The biggest and broadest layoffs in the company's 39-year history amount to about a 14% overall reduction — including a nearly 50% reduction at Nokia's mobile phone unit and a 5% reduction elsewhere. Microsoft acquired the Nokia division in April, a deal agreed to before Satya Nadella became Microsoft's third-ever chief executive, replacing Steve Ballmer. Ballmer, now retired from Microsoft, has put in a $2-billion bid to buy the Los Angeles Clippers.
Nearly 13,000 job cuts will begin immediately, including about 1,350 losses at Microsoft headquarters in the Seattle area. More will come from Nokia's engineering office in San Diego, its factory in Hungary and its offices in Finland and Beijing. Microsoft has three offices in the Los Angeles region, where employee prospects are uncertain. Later Thursday, Microsoft said it was shutting down Los Angeles-based Xbox Entertainment Studios, a division that had been focused on building original entertainment programming for the Xbox.
Microsoft shares were up about 0.8% to $44.43 just after 9 a.m. Pacific, touching their highest level since year 2000, as investors and analysts applauded what they saw as a much-needed removal of middle managers.
"There's hope for a faster, nimbler Microsoft," said Colin Gillis, senior technology analyst at BGC Partners. "The idea is to reduce the layers of management vertically and horizontally, so you can speed things up."
In a note to clients, FBR Capital Market analysts Daniel Ives and James Moore said that while the cuts were "painful" for employees, they were certainly necessary considering all the duplication Nokia brought in the door.
"Microsoft needs to be a 'leaner and meaner' technology giant over the coming years in order to strike the right balance of growth and profitability around its cloud and mobile endeavors," they said.
Microsoft, whose Windows operating system still powers most traditional computers, has fallen far behind Google, Apple, and Amazon in smartphones, tablets and servers — the areas of computing showing the greatest growth.

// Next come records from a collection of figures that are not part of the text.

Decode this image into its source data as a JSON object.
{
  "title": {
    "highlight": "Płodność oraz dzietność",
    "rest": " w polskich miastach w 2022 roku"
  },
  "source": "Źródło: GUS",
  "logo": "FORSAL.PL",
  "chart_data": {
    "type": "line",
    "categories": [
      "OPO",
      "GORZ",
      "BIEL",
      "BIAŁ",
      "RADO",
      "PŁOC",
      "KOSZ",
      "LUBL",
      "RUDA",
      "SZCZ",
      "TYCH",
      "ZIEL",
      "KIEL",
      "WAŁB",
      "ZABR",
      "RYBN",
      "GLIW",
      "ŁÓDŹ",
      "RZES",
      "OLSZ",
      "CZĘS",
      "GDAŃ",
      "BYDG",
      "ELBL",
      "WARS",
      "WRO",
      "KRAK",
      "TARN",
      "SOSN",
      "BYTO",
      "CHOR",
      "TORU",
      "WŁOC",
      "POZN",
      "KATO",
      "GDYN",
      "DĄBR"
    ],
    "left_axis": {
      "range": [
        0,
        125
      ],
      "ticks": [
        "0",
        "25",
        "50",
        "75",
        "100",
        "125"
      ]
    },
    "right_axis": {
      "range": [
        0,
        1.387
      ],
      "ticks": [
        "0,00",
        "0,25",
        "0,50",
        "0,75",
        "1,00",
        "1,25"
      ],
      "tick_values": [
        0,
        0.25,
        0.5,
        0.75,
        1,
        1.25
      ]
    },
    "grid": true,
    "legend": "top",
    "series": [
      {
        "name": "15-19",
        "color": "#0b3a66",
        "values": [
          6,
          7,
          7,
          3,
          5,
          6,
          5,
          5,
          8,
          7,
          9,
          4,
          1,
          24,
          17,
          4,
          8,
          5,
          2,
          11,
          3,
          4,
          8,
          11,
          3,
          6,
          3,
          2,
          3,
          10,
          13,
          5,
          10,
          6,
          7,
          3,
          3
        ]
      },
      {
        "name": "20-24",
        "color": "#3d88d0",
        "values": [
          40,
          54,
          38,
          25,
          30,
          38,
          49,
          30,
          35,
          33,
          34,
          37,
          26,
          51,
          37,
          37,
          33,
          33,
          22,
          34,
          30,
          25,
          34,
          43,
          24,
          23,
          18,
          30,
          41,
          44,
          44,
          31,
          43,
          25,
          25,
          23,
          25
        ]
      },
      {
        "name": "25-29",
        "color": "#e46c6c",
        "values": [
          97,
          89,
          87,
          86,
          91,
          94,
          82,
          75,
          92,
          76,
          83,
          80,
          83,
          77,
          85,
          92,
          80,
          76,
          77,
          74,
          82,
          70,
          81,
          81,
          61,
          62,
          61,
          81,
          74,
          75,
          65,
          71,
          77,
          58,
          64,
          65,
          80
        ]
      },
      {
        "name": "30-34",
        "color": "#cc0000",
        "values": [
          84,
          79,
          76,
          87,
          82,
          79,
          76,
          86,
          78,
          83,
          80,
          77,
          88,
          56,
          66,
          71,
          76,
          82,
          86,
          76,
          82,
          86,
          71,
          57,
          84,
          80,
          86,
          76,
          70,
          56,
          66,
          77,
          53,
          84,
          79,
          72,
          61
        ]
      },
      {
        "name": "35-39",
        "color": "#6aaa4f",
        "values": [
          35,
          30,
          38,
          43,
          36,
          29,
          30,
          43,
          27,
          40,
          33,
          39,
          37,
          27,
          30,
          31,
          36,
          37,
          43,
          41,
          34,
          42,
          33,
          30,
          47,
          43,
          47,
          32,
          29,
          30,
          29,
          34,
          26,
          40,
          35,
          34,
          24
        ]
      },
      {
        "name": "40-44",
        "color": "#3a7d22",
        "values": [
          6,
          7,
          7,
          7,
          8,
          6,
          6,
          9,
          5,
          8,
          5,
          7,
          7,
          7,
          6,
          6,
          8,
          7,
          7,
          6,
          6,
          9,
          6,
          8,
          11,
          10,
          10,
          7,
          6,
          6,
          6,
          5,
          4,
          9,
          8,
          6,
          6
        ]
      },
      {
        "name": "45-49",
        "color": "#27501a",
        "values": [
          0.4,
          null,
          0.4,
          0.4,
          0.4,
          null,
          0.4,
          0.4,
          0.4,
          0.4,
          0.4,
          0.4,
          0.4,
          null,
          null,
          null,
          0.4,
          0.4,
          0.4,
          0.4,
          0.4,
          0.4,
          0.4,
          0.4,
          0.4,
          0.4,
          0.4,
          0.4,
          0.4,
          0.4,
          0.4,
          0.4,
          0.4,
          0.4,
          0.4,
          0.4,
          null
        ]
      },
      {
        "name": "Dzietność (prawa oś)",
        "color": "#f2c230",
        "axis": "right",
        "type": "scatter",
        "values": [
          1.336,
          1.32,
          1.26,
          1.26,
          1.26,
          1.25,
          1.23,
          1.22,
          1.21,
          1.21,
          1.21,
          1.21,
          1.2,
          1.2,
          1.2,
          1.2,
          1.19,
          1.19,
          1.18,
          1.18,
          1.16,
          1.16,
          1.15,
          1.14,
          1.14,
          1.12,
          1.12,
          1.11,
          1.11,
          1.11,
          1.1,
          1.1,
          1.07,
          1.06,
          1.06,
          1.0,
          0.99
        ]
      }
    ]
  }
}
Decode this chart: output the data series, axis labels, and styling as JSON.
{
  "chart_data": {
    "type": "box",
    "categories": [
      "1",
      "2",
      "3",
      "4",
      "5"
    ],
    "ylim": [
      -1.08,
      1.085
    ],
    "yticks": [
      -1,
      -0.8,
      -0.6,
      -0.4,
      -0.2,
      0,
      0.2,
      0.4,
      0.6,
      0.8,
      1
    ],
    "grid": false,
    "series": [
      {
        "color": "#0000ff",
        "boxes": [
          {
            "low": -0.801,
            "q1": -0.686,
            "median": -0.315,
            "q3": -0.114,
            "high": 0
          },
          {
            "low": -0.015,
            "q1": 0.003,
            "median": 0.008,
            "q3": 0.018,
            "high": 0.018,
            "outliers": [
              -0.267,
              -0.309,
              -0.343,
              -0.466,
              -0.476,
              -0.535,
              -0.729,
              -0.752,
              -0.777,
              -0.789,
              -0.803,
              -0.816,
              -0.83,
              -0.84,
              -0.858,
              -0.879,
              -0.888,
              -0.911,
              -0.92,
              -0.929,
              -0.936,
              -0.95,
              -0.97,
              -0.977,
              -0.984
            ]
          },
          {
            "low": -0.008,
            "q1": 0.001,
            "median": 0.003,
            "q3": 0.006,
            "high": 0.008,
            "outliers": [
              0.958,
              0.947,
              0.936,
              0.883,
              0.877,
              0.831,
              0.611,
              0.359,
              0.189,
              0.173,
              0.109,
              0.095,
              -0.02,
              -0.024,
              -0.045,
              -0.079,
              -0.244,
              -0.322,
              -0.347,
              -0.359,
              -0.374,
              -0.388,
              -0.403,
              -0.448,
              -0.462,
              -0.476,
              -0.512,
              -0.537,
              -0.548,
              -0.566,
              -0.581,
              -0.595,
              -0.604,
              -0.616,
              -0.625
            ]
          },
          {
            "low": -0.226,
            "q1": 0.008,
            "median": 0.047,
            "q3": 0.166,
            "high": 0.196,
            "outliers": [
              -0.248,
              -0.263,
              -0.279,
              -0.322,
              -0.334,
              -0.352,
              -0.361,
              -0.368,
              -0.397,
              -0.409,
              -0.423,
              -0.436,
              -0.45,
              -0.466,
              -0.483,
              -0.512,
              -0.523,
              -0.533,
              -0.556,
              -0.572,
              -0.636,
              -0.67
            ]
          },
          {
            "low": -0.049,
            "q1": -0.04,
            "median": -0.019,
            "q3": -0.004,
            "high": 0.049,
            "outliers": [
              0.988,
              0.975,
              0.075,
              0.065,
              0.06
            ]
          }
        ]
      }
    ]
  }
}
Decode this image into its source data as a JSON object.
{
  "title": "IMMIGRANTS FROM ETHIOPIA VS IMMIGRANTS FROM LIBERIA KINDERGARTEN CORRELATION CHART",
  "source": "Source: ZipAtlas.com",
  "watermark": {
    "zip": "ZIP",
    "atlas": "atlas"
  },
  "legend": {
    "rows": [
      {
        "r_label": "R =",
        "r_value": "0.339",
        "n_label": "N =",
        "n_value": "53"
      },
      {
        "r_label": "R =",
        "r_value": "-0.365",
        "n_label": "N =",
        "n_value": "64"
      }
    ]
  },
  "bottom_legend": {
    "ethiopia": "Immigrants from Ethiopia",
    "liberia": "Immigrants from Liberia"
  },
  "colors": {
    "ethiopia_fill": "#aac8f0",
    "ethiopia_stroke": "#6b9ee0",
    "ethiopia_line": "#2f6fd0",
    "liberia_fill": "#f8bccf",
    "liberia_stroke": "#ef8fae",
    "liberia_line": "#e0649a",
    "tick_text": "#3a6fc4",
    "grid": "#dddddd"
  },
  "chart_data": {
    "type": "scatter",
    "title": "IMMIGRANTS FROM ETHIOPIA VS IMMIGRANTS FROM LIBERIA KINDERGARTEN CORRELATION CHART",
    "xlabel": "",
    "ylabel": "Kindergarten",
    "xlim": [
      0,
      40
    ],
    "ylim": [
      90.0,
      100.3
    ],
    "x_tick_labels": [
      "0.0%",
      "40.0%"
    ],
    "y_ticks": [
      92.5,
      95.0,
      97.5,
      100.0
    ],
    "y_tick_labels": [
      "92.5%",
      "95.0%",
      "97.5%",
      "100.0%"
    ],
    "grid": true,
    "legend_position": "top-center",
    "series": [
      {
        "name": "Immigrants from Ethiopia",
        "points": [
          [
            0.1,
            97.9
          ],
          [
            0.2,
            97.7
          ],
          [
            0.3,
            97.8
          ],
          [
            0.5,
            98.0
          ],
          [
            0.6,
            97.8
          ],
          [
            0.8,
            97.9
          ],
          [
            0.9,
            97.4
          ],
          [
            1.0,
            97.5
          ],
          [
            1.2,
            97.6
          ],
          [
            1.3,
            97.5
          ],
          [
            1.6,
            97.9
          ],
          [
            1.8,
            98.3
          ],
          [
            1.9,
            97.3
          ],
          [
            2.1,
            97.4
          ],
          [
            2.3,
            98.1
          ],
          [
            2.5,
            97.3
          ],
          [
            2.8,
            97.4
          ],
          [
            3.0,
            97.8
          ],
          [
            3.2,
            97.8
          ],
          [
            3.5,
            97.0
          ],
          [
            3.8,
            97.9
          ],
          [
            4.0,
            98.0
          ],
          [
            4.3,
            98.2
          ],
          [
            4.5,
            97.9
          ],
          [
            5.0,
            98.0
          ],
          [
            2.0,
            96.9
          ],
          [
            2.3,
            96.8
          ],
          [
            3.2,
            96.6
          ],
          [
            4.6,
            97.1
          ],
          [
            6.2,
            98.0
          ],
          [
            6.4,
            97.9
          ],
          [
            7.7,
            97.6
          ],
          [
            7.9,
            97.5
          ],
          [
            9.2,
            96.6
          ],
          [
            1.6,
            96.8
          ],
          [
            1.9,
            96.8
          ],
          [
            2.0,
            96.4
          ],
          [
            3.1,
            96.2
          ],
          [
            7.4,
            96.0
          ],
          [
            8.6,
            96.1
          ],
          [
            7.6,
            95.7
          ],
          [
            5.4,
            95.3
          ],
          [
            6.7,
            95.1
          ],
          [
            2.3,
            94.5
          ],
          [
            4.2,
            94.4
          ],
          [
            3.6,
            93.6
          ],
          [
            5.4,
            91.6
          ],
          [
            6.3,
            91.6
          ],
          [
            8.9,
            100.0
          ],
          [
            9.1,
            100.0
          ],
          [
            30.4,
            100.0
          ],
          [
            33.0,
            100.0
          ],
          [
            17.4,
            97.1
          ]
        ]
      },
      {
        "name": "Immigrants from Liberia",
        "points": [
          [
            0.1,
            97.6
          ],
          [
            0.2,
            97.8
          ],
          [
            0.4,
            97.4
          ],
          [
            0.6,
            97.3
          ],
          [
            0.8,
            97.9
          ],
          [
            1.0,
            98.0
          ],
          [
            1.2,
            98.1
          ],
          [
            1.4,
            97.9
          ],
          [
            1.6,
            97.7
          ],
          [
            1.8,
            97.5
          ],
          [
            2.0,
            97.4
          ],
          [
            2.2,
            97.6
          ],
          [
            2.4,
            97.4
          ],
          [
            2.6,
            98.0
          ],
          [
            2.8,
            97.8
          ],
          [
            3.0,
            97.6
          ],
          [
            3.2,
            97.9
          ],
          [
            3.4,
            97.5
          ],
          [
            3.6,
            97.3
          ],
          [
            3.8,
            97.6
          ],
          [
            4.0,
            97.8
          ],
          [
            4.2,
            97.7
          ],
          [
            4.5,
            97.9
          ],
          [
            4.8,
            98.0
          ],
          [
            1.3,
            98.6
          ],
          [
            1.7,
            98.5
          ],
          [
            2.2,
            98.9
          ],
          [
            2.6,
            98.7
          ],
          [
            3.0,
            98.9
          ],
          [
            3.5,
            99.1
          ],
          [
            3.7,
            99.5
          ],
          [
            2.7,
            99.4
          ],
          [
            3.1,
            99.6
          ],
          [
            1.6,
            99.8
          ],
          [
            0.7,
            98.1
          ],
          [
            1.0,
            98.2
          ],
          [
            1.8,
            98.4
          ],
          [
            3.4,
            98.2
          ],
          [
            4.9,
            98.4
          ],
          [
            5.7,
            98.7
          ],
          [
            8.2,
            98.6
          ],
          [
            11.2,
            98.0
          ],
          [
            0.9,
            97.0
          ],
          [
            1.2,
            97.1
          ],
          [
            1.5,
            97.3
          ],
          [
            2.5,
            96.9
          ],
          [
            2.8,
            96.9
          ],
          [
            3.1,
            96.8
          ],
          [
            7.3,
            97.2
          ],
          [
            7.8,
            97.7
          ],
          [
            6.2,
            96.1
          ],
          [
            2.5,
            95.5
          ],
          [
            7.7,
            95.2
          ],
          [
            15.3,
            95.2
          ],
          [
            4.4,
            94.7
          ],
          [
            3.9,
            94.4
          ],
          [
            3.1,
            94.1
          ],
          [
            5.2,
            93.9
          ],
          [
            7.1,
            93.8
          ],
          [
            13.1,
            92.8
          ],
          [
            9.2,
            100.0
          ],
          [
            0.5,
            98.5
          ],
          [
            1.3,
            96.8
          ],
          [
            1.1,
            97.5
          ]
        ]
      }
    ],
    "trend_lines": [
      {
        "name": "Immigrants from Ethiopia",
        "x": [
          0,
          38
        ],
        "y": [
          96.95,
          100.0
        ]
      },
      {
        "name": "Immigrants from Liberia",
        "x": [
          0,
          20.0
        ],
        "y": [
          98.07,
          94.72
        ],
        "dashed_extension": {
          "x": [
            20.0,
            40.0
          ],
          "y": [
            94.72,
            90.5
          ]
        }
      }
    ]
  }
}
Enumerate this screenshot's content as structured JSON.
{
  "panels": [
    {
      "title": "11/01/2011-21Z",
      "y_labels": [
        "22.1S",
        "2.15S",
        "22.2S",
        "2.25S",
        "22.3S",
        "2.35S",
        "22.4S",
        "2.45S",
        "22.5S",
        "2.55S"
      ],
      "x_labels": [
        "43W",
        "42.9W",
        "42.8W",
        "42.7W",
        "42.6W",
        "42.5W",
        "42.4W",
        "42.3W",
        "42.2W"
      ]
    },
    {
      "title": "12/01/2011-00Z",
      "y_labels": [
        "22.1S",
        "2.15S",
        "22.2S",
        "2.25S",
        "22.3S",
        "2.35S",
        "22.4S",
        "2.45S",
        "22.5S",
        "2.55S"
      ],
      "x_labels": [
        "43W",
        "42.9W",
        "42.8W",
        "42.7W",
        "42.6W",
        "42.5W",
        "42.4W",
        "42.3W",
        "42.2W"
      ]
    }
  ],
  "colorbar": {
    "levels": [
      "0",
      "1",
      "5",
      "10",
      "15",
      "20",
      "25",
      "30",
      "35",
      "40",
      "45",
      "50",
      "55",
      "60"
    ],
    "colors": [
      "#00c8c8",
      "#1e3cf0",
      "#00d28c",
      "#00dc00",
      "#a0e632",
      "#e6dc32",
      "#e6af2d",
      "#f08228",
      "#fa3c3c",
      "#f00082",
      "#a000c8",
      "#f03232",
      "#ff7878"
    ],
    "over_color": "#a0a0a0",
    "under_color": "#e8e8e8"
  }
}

Nadella in recent weeks has urged the company to focus less on trying to sell "devices and services." Instead, he's said, Microsoft should do more to make people's more productive through "ambitious" changes, such as, for one small example, automatic translation on the messaging app Skype.
"Having a clear focus is the start of the journey, not the end," Satella told employees Thursday. "The more difficult steps are creating the organization and culture to bring our ambitions to life."
Company officials said Thursday they were committed to bringing Windows to more smartphones. Nokia, which had been making some phones powered by Google's Android operating system, will now shift to Windows. The Nokia unit also plans to scale back production of its own devices or move the work from Europe to cheaper markets such as China, Vietnam and Brazil.
The purchase of the struggling Nokia unit left some analysts scratching their heads and predicting that it would drag Microsoft earnings down in the coming months. But the significant jobs cut should reduce those concerns as cost cuts boost profit margins, Adrian said.
The job cuts will trigger a charge of $1.1 billion to $1.6 billion on the company's books to cover severance and benefit costs during the next year, Microsoft said.
Microsoft's only previous mass layoff came in 2009, when the company announced that a "once-in-a-lifetime set of economic conditions" had forced it to cut 5,000 employees, about 6% of the workforce at the time. Since then many of the industry's original technology giants, including Intel, Hewlett-Packard and IBM, have announced reductions in their workforces to keep pace with the innovation coming out of Google, Amazon and start-ups.